How Neural Guard Built its X-Ray & CT Scanning AI Production Pipeline
Customer Story — Allegro AI
Neural Guard produces automated threat detection solutions powered by AI for the security screening market. With the expansion of global trends like urbanization, aviation, mass transportation, and global trade, the associated security and commercial challenges have become ever more crucial. In this blog, we will talk about how researchers and developers at Neural Guard build technology that detects specific, high-risk items in CT and X-Ray imagery by leveraging cutting-edge artificial intelligence algorithms to analyze a security scanner’s output.
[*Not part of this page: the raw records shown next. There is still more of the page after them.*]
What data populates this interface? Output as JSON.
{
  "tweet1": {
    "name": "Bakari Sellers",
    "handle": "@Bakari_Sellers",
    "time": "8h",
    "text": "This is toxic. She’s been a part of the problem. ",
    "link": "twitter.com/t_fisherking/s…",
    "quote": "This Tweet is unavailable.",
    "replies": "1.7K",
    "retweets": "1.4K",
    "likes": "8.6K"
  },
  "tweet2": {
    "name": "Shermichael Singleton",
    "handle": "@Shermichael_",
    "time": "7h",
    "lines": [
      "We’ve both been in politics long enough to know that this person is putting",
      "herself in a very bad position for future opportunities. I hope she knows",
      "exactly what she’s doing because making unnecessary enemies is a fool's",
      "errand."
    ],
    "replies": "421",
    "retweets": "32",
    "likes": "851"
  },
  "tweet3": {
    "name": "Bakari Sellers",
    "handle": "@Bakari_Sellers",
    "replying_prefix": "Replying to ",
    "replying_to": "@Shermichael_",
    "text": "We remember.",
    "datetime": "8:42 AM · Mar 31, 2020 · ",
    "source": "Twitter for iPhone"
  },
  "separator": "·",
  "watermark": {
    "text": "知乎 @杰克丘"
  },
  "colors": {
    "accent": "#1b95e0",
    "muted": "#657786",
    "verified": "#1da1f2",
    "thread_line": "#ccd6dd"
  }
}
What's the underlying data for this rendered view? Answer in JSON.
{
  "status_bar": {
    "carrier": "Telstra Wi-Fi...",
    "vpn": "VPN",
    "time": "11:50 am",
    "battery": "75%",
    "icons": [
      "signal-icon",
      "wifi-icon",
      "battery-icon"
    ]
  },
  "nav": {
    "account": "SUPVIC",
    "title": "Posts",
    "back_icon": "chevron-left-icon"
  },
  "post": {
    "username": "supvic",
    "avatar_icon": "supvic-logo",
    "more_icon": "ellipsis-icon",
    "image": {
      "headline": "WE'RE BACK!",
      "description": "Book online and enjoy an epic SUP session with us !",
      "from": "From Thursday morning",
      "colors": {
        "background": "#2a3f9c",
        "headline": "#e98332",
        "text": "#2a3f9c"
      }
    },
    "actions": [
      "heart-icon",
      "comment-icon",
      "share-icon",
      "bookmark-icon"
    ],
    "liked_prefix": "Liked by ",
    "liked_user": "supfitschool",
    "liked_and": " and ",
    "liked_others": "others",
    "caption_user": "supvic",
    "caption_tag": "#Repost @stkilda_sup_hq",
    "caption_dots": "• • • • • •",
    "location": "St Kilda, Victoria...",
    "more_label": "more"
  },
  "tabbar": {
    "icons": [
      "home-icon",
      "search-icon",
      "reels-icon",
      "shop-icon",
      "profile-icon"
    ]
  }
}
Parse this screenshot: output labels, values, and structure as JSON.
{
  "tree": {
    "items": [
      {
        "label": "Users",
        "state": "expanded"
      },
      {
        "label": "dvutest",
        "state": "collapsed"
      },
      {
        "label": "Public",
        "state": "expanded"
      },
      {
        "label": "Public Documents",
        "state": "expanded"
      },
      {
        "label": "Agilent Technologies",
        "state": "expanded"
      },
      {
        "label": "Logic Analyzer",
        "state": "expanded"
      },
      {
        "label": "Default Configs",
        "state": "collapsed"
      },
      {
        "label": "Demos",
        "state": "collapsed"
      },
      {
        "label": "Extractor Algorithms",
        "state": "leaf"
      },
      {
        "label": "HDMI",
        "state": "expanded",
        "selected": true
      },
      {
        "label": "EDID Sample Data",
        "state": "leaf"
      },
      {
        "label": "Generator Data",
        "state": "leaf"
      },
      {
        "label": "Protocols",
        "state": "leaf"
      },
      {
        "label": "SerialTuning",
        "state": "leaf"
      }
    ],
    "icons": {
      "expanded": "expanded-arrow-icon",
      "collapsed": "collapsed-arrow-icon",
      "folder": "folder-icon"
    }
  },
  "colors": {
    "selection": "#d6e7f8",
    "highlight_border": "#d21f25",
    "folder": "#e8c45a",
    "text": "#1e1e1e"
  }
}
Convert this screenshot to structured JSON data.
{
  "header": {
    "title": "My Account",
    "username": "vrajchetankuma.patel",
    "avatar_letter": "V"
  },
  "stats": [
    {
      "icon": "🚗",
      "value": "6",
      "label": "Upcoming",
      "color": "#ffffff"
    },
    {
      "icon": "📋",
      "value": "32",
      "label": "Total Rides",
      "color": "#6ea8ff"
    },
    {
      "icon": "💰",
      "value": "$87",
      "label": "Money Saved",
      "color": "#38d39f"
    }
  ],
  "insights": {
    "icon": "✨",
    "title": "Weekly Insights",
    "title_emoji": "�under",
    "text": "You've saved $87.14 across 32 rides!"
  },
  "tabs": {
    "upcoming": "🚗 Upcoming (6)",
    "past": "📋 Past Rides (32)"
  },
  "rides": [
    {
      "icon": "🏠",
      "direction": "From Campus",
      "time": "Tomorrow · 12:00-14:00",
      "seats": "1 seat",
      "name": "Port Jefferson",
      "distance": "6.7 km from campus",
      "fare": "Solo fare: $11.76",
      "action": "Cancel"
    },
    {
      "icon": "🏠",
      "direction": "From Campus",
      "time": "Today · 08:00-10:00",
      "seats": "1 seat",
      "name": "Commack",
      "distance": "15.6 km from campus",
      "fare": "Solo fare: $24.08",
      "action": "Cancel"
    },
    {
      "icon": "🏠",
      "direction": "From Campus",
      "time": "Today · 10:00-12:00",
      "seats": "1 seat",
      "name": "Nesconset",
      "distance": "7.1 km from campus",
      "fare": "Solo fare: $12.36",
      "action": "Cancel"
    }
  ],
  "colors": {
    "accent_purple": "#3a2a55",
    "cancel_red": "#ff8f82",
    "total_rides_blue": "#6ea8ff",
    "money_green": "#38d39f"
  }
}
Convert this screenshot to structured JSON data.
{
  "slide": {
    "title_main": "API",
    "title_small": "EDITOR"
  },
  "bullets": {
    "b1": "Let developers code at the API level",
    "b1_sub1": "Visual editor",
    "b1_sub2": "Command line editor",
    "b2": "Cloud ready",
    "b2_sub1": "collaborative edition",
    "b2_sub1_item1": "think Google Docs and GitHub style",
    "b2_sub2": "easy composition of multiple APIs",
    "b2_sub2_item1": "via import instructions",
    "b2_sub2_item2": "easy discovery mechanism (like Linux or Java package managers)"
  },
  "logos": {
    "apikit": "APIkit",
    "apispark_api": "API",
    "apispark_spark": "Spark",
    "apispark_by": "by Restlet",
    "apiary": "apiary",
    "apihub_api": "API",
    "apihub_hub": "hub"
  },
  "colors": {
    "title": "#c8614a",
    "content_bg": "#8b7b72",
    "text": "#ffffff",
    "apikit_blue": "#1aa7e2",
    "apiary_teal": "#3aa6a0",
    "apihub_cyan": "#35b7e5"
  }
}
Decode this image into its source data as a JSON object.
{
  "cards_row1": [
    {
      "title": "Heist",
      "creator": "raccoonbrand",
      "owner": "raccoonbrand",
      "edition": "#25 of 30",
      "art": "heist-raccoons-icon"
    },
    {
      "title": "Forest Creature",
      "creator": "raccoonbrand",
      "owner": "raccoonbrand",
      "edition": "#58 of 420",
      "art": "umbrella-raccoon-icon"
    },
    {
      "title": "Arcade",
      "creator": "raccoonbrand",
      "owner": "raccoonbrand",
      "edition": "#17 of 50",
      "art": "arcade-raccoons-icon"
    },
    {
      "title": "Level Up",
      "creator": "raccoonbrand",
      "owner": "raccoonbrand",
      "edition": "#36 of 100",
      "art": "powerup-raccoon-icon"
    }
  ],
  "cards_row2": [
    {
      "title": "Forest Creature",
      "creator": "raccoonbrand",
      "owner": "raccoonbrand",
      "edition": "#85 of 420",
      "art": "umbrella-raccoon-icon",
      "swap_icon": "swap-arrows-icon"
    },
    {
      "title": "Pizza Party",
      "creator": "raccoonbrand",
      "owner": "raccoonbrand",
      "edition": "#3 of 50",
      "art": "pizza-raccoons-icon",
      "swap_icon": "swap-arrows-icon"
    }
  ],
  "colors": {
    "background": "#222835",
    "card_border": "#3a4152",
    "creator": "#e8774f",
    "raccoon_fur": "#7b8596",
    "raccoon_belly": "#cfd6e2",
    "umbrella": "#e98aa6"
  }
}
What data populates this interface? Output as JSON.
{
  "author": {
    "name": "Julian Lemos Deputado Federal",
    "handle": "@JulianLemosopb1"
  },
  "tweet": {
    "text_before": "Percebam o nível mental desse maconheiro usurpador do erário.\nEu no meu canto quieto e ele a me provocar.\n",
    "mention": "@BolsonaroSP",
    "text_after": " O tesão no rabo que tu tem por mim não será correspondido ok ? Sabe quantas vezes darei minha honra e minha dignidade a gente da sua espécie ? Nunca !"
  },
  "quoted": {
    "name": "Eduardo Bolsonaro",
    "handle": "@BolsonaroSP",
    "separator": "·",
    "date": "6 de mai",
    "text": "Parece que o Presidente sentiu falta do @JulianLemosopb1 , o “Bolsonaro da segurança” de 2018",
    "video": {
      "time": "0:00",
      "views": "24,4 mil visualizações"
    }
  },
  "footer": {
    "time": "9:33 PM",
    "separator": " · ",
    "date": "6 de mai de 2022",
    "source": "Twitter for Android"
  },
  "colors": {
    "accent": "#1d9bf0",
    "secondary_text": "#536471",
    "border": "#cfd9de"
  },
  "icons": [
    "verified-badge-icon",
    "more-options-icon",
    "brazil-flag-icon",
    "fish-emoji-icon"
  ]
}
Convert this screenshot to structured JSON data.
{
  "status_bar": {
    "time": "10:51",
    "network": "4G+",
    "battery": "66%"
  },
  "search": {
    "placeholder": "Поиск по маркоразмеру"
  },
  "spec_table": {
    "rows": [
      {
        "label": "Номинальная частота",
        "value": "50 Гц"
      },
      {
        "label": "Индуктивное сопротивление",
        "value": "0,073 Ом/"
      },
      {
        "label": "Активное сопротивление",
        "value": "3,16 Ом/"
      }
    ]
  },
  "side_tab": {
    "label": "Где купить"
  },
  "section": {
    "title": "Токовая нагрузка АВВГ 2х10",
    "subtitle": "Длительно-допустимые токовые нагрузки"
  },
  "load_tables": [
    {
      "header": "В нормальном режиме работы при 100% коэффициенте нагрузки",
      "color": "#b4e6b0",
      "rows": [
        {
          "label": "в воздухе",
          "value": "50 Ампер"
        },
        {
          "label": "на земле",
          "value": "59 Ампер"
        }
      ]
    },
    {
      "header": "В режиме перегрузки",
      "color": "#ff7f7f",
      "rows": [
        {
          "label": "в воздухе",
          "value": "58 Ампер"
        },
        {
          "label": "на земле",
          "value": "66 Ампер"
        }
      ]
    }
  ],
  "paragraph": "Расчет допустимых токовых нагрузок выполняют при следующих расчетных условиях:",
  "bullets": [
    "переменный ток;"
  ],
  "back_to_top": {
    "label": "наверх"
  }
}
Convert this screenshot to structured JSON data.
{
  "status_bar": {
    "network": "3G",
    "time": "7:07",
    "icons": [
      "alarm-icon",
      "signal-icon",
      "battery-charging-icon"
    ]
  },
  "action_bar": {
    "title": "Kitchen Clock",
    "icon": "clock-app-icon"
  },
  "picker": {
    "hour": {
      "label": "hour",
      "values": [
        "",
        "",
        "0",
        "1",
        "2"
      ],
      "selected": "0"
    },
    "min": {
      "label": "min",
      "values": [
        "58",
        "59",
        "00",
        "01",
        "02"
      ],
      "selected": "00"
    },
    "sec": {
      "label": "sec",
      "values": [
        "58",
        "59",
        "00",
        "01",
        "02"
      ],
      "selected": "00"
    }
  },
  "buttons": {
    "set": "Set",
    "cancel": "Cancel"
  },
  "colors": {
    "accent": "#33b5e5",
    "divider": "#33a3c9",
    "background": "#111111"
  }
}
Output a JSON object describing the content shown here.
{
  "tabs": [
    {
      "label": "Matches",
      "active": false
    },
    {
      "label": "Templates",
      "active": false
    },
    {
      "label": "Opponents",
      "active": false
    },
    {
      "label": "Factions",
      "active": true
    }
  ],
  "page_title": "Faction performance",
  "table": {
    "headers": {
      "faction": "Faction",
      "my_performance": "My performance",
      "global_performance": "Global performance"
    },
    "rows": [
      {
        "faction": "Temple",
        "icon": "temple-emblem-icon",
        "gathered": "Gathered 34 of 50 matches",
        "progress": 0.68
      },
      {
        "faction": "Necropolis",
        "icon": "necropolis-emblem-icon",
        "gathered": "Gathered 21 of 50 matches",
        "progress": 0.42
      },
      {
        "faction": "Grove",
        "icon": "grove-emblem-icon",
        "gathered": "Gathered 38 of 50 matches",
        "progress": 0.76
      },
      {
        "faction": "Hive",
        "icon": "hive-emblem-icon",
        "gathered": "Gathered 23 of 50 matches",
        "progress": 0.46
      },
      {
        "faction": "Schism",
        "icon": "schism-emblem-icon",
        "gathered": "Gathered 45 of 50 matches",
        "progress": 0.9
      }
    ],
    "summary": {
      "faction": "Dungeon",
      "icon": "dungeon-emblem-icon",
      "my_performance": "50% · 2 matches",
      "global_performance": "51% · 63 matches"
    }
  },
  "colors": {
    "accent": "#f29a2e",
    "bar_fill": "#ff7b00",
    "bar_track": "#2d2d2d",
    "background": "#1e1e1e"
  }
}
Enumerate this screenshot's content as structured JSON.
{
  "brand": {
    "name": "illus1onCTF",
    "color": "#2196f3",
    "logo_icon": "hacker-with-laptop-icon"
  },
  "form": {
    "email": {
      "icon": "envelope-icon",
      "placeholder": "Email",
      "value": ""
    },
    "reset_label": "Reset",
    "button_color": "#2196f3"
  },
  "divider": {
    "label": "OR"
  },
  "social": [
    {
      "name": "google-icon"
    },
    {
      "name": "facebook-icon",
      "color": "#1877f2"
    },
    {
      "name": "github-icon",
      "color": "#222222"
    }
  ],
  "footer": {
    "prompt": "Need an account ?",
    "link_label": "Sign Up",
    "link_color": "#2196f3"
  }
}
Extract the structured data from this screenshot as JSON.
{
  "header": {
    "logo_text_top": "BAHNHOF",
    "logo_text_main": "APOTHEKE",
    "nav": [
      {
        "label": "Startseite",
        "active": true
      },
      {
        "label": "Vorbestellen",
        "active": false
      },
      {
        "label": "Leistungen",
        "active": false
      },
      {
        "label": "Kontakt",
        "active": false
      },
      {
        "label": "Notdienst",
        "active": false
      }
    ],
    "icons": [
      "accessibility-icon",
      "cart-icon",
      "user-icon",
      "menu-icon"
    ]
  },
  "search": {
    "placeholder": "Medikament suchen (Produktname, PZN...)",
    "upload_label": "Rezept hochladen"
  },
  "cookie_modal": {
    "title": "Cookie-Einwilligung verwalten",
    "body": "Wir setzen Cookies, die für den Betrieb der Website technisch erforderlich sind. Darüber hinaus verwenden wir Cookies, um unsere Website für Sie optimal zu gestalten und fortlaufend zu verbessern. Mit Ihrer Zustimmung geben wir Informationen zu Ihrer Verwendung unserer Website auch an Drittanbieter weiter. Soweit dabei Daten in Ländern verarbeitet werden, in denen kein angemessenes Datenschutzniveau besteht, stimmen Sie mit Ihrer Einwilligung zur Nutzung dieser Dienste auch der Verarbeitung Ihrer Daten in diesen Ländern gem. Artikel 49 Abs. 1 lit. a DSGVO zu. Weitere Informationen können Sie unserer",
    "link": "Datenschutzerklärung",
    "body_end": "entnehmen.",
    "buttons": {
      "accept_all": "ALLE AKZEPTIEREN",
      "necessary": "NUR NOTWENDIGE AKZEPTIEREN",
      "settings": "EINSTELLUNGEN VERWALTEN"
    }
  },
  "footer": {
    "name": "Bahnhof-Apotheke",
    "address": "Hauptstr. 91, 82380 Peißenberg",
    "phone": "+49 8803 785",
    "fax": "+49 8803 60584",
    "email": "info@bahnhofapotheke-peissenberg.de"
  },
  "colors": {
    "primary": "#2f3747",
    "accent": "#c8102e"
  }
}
The team at Neural Guard faced the challenge of building, optimizing, and maintaining deep learning (DL) models that recognize multiple unique objects found in high-resolution X-Ray imagery. As opposed to processing instantly readable, text-based data, imagery analysis requires incredibly large data sets and models that take into account unusually extensive potential variations in each image as it is identified, tagged, and fed into the model. Additionally, each X-ray or other detection machine has unique, subtle deviations in its output that require attention to achieve high-quality detection results. Even more challenging is the fact that new samples — uniquely shaped knives, rare gun models, home-made weapons — are constantly added into even “mature” models, refining them even further. In short, Neural Guard’s solution requires an ongoing, data-heavy experiment process.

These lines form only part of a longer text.